Rewards and systems can help if there is some will

This is where family systems come in handy. Involving parents in planning praise and rewards can reinforce practice motivationbut it should be collaborative and child-centered. The child decides what he wants to do care giver to help What is really useful? What’s boring? What do they want the caregiver to say if they notice a BFRB occurring? What would a caregiver prefer not to say? Putting the child in the driver’s seat preserves autonomy, gives the caregiver an approved role, and prevents the cycle of secrecy and resentment.

When one is ready to speak, but has not yet changed, the hesitation itself is the work. A child can create two lists: reasons for working on the BFRB and reasons for keeping it. Both are honest. Rather than arguing from one side, sitting with hesitation often allows for action.

Basic readings of body-directed repetitive behaviors

A word about parents and educators

Sometimes the person in the family who needs the most help is the parent or caregiver. If a caregiver is experiencing significant grief, a caregiving session alone can be invaluable as a place to listen and share information they may not have heard. This includes the fact that many children and adults live full, healthy lives with BFRB; The worst stories found on the Internet at two in the morning or at night imagination not the usual course; Common myths like “he’s doing it for”. attention,” “Something must be deeply wrong” or “a better parent would have prevented this” is not true; and less anxious a caregiver is a more effective partner in caring for their child.

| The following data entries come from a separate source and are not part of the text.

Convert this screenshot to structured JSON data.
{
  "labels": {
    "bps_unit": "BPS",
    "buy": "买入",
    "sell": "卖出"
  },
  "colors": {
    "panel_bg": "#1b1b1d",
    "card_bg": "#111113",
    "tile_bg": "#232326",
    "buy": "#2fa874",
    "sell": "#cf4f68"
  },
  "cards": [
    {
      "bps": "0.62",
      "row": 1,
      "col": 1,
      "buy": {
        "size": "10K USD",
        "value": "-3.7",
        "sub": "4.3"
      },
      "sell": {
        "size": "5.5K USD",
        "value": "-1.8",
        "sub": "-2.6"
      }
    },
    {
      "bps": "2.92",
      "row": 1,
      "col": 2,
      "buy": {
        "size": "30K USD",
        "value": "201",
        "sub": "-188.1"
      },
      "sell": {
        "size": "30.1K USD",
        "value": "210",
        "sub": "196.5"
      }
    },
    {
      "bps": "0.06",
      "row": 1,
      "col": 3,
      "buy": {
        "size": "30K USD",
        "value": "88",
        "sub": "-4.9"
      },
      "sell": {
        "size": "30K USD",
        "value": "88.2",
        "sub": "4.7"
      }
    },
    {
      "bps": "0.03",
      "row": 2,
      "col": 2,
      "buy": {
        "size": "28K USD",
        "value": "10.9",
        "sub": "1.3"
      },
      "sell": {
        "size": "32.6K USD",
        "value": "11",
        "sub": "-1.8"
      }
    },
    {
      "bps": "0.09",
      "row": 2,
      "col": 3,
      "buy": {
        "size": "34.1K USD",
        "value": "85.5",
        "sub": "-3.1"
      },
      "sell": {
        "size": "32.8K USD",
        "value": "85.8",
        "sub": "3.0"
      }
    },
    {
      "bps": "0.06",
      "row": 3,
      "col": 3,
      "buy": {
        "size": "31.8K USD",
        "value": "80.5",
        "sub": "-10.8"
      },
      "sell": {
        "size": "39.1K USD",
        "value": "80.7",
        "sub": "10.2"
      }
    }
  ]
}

If the child is comfortable, caregivers can also be invited at the end of the session to talk about what they have been working on and how they can gently replicate this approach at home.

Will is not expected, it is built

Left untreated, BFRBs can have real physical, emotional, and social consequences. It’s understandable that caregivers now want to intervene. But intervention does not mean “stopping the child”. This may mean finding a clinician who understands BFRBs, meets the child where they are, treats the whole child, and protects both caregiver and child autonomy and the caregiver-child relationship. It’s not a wait. This treatment – and often, this treatment – makes the targeted BFRB work possible and effective.

Will is built. It grows out of feeling recognized, capable, alone and less ashamed. Children often do not want to change to therapy. With the right support, what they can achieve is understanding themselves and who they want to be. This is almost always enough to get started.

To find a therapist, Visit the Psychology Therapy Directory today.